Бульвар под ливнем (Музыканты) - Коршунов Михаил Павлович. Страница 10
На шум прибежал директор.
— Вот! — И кладовщик показал директору на закрытую дверь.
— Почему вы, Тареев, так странно себя ведете? — сказал директор скорее не Павлику, а закрытой двери.
— Никому не открою, — категорически заявил Павлик.
— Но мы не понимаем, что произошло! Разумные люди должны разумно объясниться. Вам не кажется? — Всеволод Николаевич с надеждой посмотрел на дверь.
Но дверь голосом Деда закричала:
— Скрипки ломают!
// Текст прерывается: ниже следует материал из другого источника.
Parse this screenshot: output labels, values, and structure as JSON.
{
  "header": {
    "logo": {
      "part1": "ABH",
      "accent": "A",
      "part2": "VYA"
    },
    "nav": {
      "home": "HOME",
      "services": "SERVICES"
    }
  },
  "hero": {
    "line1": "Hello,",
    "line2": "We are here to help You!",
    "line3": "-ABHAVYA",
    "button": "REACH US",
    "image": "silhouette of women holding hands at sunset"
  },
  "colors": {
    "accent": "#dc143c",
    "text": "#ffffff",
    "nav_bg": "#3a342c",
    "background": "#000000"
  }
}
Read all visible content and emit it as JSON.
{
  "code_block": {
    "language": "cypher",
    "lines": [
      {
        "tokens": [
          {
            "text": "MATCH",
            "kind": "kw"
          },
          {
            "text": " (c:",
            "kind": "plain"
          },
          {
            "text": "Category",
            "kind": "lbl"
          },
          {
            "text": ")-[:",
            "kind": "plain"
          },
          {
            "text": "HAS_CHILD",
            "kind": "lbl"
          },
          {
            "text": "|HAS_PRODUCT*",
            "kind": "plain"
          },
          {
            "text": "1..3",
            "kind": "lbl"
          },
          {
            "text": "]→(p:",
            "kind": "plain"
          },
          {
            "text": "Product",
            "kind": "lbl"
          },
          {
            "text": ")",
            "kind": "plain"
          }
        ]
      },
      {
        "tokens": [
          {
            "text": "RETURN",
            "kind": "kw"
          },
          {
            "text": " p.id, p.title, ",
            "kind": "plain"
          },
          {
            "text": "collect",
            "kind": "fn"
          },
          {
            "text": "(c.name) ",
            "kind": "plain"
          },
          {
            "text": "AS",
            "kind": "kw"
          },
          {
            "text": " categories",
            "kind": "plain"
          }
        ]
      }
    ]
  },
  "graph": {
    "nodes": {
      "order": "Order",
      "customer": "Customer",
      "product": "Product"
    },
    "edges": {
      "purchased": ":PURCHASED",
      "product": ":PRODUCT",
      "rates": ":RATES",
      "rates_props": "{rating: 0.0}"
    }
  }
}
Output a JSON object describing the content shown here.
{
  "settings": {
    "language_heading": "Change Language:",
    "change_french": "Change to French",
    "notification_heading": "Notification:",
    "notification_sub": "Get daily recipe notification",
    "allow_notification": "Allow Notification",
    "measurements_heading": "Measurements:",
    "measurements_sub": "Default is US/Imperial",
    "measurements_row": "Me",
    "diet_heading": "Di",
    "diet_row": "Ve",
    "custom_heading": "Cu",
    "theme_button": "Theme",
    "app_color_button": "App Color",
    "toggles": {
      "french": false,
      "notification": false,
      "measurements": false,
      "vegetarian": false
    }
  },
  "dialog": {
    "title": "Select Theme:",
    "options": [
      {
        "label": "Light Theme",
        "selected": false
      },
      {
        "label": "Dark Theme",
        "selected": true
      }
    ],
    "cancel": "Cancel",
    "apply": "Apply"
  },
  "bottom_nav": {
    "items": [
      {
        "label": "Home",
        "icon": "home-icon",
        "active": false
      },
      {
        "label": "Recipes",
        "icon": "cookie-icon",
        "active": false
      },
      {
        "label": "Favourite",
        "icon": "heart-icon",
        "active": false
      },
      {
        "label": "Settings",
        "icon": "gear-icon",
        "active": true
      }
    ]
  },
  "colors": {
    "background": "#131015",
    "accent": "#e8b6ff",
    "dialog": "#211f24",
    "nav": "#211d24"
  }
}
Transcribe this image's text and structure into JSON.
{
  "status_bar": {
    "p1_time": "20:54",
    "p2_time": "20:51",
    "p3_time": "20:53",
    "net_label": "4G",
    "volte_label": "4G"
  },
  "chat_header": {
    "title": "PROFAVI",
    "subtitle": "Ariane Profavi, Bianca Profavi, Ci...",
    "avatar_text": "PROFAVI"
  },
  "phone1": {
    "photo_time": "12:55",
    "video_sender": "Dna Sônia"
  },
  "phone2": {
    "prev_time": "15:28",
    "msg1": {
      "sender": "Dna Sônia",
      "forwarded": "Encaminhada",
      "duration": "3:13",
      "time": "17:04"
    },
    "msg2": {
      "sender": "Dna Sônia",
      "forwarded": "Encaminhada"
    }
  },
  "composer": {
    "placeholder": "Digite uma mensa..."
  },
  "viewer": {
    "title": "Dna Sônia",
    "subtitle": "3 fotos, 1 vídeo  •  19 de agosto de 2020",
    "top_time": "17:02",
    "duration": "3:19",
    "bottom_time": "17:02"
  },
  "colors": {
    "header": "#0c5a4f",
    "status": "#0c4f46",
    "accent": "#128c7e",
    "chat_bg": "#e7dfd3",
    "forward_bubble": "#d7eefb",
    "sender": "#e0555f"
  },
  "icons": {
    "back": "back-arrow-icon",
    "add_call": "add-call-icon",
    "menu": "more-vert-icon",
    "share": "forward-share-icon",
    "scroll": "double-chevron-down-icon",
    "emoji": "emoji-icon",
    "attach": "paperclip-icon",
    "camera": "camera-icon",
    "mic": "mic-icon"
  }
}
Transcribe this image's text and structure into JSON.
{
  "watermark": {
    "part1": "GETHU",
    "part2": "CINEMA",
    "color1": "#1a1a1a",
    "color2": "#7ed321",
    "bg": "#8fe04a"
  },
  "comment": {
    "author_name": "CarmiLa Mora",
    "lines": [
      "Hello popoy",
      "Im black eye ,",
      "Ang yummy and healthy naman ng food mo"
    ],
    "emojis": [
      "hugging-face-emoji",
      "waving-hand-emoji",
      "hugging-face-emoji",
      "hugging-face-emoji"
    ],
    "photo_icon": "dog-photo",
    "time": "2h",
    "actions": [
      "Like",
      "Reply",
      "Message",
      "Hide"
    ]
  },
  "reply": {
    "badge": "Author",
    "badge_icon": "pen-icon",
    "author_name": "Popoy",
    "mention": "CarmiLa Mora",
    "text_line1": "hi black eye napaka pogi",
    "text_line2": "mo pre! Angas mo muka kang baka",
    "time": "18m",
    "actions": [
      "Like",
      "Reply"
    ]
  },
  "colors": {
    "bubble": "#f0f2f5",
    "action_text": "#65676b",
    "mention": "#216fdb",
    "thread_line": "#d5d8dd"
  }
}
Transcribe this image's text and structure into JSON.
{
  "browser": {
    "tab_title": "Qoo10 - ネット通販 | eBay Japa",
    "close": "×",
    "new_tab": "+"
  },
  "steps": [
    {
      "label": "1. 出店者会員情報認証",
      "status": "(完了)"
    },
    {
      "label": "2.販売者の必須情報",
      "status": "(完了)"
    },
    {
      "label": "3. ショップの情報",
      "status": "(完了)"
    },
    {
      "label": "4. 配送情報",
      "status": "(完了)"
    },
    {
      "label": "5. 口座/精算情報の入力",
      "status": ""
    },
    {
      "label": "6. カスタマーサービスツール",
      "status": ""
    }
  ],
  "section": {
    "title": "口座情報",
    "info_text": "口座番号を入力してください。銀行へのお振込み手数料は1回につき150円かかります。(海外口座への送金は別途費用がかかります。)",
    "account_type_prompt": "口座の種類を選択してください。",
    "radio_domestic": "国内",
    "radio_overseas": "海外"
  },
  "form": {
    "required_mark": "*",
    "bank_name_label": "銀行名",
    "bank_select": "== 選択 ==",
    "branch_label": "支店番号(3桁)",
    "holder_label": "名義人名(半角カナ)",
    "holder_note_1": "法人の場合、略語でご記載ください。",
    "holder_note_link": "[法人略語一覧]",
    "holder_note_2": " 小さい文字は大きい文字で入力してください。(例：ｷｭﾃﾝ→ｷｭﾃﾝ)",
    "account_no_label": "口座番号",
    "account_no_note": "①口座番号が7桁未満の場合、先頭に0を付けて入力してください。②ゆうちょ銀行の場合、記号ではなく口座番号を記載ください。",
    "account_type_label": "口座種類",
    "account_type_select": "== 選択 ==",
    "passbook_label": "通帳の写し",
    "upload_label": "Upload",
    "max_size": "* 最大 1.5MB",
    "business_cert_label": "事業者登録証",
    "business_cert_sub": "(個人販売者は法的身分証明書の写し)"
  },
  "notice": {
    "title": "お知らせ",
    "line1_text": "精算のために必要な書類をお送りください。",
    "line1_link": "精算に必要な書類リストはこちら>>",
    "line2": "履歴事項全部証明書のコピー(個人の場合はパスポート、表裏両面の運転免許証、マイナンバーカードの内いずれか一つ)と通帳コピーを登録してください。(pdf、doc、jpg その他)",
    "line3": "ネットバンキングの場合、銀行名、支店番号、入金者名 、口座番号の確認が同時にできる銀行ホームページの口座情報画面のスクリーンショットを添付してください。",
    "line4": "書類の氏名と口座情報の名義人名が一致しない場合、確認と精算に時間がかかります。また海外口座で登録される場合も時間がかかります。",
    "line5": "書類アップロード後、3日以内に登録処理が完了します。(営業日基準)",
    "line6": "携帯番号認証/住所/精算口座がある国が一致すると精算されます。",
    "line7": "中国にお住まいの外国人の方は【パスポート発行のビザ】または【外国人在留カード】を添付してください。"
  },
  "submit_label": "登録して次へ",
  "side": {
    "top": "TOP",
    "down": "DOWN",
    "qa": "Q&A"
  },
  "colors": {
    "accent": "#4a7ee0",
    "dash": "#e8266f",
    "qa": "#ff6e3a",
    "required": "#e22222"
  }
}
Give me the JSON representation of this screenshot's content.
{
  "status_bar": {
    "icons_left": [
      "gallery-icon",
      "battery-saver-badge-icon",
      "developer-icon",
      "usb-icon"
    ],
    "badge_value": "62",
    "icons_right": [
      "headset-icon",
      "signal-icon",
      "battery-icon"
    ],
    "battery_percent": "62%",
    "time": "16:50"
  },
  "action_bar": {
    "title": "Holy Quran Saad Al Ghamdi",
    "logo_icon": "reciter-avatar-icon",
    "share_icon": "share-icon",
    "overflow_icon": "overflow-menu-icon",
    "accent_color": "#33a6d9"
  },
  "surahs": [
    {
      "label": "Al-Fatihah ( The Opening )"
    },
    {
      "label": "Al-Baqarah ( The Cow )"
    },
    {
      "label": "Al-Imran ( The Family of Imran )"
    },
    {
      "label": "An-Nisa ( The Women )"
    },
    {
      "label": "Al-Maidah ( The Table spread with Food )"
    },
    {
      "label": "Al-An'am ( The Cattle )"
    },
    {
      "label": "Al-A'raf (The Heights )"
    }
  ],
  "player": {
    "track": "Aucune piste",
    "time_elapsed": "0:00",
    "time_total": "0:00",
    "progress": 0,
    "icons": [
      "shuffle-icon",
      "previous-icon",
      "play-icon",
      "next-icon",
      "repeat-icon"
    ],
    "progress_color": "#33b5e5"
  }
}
Говорят, пилите, пилите… Не хочу пилить!.. Мы скрипачи. Музыканты!
Директор беспомощно стоял у двери. Надо было что-то предпринимать, а что? Сказать Павлику воспитательную речь или стучать в дверь кулаком?
Прибежала Верочка.
— Француженку отправила, — сказала Верочка.
Но директор показал ей на запертую дверь:
— Вот!
— Что? — не поняла Верочка.
— Не «что», а «кто», — сказал директор.
Верочка, как всегда, была на высоте: постучала в дверь одним пальцем и без всяких меморандумов сказала:
— Вызову пожарных.
Павлик помолчал, подумал, и вскоре послышалась возня и дверь открылась. На пороге появился Павлик: пожарных он уважает, как любой гражданин. Они могут научить жить и сделают это без сладких речей. Но Павлик поглядел на кладовщика и сказал:
— В суд подам. Товарищеский.
Кладовщик в удивлении открыл рот, потом закрыл: никаких ответных слов у него не нашлось. Приставил палец к веку правого глаза и подтянул глаз, чтобы хоть разглядеть Павлика. А Павлик, гордый, удалился.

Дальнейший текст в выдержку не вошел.